O ministro Minc rejeita a culpa pelo atraso na aprovação da política. “Não podem dizer que o governo mandou na véspera porque foi no ano passado, junto com o plano. Estou me mexendo, jogando pesado para aprovar logo”, rebate. E insiste no apelo aos líderes do Congresso. “Temos que chegar a Copenhague com um trunfo porque, aí, poderemos cobrar mais, fazer o dever de casa para cobrar dos países ricos”.
O ministro diz que já teve reuniões com vários parlamentares, sobretudo do Nordeste – onde o drama do clima será mais severo – e que fará um novo apelo ao líder do PMDB, deputado Henrique Eduardo Alves (RN), na tentativa de acelerar a votação na comissão especial da Câmara. “O Nordeste vai sofrer mais com as mudanças no clima e a bancada parece que está mobilizada”.
Em defesa do projeto original do governo, o ministro Minc afirma que, para além das metas de redução das emissões, será fundamental a criação de um fundo com recursos do lucro da exploração do petróleo.

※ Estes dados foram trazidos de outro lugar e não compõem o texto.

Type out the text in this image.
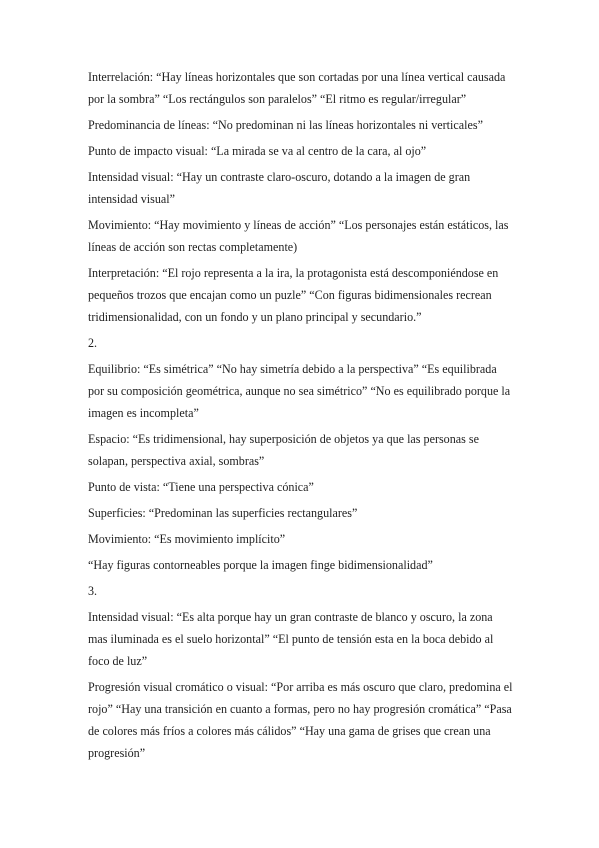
Interrelación: “Hay líneas horizontales que son cortadas por una línea vertical causada por la sombra” “Los rectángulos son paralelos” “El ritmo es regular/irregular”

Predominancia de líneas: “No predominan ni las líneas horizontales ni verticales”

Punto de impacto visual: “La mirada se va al centro de la cara, al ojo”

Intensidad visual: “Hay un contraste claro-oscuro, dotando a la imagen de gran intensidad visual”

Movimiento: “Hay movimiento y líneas de acción” “Los personajes están estáticos, las líneas de acción son rectas completamente)

Interpretación: “El rojo representa a la ira, la protagonista está descomponiéndose en pequeños trozos que encajan como un puzle” “Con figuras bidimensionales recrean tridimensionalidad, con un fondo y un plano principal y secundario.”

2.

Equilibrio: “Es simétrica” “No hay simetría debido a la perspectiva” “Es equilibrada por su composición geométrica, aunque no sea simétrico” “No es equilibrado porque la imagen es incompleta”

Espacio: “Es tridimensional, hay superposición de objetos ya que las personas se solapan, perspectiva axial, sombras”

Punto de vista: “Tiene una perspectiva cónica”

Superficies: “Predominan las superficies rectangulares”

Movimiento: “Es movimiento implícito”

“Hay figuras contorneables porque la imagen finge bidimensionalidad”

3.

Intensidad visual: “Es alta porque hay un gran contraste de blanco y oscuro, la zona mas iluminada es el suelo horizontal” “El punto de tensión esta en la boca debido al foco de luz”

Progresión visual cromático o visual: “Por arriba es más oscuro que claro, predomina el rojo” “Hay una transición en cuanto a formas, pero no hay progresión cromática” “Pasa de colores más fríos a colores más cálidos” “Hay una gama de grises que crean una progresión”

Minc defende o fundo composto por 6% dessa receita no combate aos efeitos das mudanças climáticas. “Teremos ao menos R$ 1 bilhão anuais. E metade disso iria para o Nordeste”, diz. “Seremos o primeiro país a ter esse fundo”. Se aprovar a iniciativa, o Brasil poderia “falar grosso” nas negociações sobre o clima em Copenhague. “Não é um imposto novo. Bolei a partir de Lei do Petróleo, que dá 10% do lucro para mitigar problemas ambientais. Podemos usar 60% disso no fundo”, argumenta.
E lamenta a não utilização desses recursos atualmente: “Como não se usa, vai para o caixa único, para o superávit fiscal. Temos que transformar isso em superávit ambiental”.
Minc conta ter remanejado o que estava previsto na Lei do Petróleo. “Era para prevenção e mitigação. Mas já que atinge ar, e o clima por tabela, vai para o clima”. O tema parece ter virado obsessão para o ministro. “Estou em cima. A ideia foi minha. É uma coisa firme porque varia em relação ao lucro do petróleo. E já deve estar acima de R$ 1 bilhão”, afirma Minc.
Mesmo diante do entusiasmo do ministro, a oposição reclama da confusão gerada ao longo da tramitação do PL do Executivo. Autor de um projeto de lei anterior ao enviado à Câmara pelo governo, o deputado Antonio Carlos Mendes Thame (PSDB-SP) acusa uma má vontade nas tratativas sobre o tema. “Meu projeto já era para ter sido aprovado. Nunca vi isso”, diz.
O relator do projeto, deputado Rodrigo Rocha Loures (PMDB-PR), teria embaralhado o jogo ao sugerir novos termos em vez de apresentar um substitutivo normal. “Ele apresentou um relatório alternativo só com as ideias dele. E está caminhando em separado. É estranho. Imaginei que ele ia unir os dois projetos, meu e do governo”, reclama Thame, um especialista no tema. “Não faço ideia do porquê disso. Na verdade, o governo não quer aprovar nada”.